Triangulating tunneling resonances in a point contact

TL;DR

This paper demonstrates a method to identify and locate tunneling resonances in silicon devices with nanometer precision using capacitance triangulation and electrostatic simulations, advancing understanding of donor-based quantum transport.

Contribution

It introduces a capacitance triangulation technique combined with simulations to pinpoint the location of tunneling resonances in silicon devices, distinguishing donor-related resonances from disorder effects.

Findings

Capacitance measurements identify resonance locations with nanometer accuracy.

Simulations correlate capacitance data with specific spatial confinement potentials.
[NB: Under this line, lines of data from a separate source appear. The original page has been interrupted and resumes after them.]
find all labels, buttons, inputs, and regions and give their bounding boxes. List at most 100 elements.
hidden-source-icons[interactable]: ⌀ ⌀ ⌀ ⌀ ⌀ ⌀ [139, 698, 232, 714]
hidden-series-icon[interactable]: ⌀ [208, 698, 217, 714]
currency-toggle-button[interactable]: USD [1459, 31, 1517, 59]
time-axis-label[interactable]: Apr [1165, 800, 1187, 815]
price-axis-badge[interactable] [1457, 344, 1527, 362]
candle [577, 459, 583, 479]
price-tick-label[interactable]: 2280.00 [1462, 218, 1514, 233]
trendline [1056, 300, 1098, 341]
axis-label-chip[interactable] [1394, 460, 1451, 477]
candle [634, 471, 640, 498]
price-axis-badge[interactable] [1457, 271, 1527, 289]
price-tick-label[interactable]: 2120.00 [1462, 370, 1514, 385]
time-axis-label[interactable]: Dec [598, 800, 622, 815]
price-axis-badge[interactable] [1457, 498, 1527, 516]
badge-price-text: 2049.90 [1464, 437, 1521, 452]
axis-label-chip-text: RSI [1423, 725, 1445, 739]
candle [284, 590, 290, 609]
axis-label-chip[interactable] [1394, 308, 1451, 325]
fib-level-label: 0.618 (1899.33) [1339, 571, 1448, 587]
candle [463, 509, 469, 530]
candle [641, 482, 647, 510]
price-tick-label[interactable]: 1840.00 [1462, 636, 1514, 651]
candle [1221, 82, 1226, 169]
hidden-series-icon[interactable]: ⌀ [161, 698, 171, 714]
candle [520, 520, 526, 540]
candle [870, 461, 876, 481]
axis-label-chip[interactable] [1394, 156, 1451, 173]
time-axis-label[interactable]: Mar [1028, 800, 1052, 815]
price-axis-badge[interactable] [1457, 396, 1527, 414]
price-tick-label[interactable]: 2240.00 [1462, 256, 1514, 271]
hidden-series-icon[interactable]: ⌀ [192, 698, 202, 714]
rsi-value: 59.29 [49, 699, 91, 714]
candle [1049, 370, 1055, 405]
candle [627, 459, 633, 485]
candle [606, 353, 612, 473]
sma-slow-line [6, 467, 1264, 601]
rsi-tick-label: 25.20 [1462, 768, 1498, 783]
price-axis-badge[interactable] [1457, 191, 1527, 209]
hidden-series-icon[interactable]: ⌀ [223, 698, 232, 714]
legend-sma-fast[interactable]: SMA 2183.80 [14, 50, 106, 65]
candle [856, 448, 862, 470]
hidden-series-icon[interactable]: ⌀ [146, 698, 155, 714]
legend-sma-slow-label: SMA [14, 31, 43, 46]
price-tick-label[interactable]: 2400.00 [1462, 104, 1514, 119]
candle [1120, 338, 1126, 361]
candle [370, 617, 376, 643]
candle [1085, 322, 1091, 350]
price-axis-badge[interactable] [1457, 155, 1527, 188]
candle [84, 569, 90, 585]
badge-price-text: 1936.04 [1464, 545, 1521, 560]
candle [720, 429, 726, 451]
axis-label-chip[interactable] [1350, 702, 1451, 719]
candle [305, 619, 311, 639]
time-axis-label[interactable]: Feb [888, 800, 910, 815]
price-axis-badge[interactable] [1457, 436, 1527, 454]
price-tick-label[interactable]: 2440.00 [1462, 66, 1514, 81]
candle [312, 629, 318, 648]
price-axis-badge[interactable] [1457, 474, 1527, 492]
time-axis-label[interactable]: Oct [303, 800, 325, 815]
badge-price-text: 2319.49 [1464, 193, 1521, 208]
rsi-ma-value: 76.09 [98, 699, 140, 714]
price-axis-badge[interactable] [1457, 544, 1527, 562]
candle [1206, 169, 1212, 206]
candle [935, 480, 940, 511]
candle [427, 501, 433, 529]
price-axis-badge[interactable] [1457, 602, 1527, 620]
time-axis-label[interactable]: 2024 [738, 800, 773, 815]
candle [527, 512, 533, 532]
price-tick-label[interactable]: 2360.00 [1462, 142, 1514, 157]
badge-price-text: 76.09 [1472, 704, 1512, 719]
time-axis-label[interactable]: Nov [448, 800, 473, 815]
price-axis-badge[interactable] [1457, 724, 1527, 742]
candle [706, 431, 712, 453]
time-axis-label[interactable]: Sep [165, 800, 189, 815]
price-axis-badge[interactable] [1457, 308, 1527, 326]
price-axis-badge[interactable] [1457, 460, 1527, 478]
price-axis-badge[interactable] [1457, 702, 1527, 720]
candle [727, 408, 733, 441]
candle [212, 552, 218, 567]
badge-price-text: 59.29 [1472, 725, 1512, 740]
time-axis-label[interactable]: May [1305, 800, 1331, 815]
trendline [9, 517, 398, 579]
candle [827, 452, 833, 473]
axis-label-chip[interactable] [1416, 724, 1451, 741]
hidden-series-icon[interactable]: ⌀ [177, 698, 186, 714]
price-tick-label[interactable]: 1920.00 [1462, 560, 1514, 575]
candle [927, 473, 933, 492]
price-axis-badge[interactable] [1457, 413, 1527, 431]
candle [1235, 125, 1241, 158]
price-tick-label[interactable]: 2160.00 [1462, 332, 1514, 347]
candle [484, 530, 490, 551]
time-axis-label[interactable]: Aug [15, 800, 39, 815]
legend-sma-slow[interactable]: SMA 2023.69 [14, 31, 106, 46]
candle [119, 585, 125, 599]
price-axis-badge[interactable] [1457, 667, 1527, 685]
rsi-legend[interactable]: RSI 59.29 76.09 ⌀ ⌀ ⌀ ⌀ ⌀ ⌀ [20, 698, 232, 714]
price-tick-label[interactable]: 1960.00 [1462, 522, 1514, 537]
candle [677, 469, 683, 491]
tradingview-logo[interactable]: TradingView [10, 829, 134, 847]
Resonant tunneling through single donors can be distinguished from disorder-induced effects.

Abstract

We observe resonant tunneling in silicon split gate point contacts implanted with antimony and defined in a self-aligned poly-silicon double gate enhancement mode Si-MOS device structure. We identify which resonances are likely candidates for transport through the antimony donor as opposed to unintentional disorder induced potentials using capacitance triangulation. We determine the capacitances from the resonant feature to each of the conducting gates and the source/drain two dimensional electron gas regions. In our device geometry, these capacitances provide information about the resonance location in three dimensions. Semi-classical electrostatic simulations of capacitance, already used to map quantum dot size and position, identify a combination of location and confinement potential size that satisfy our experimental observations. The sensitivity of simulation to position and size allow us to triangulate possible locations of the resonant level with nanometer resolution. We discuss our results and how they may apply to resonant tunneling through a single donor.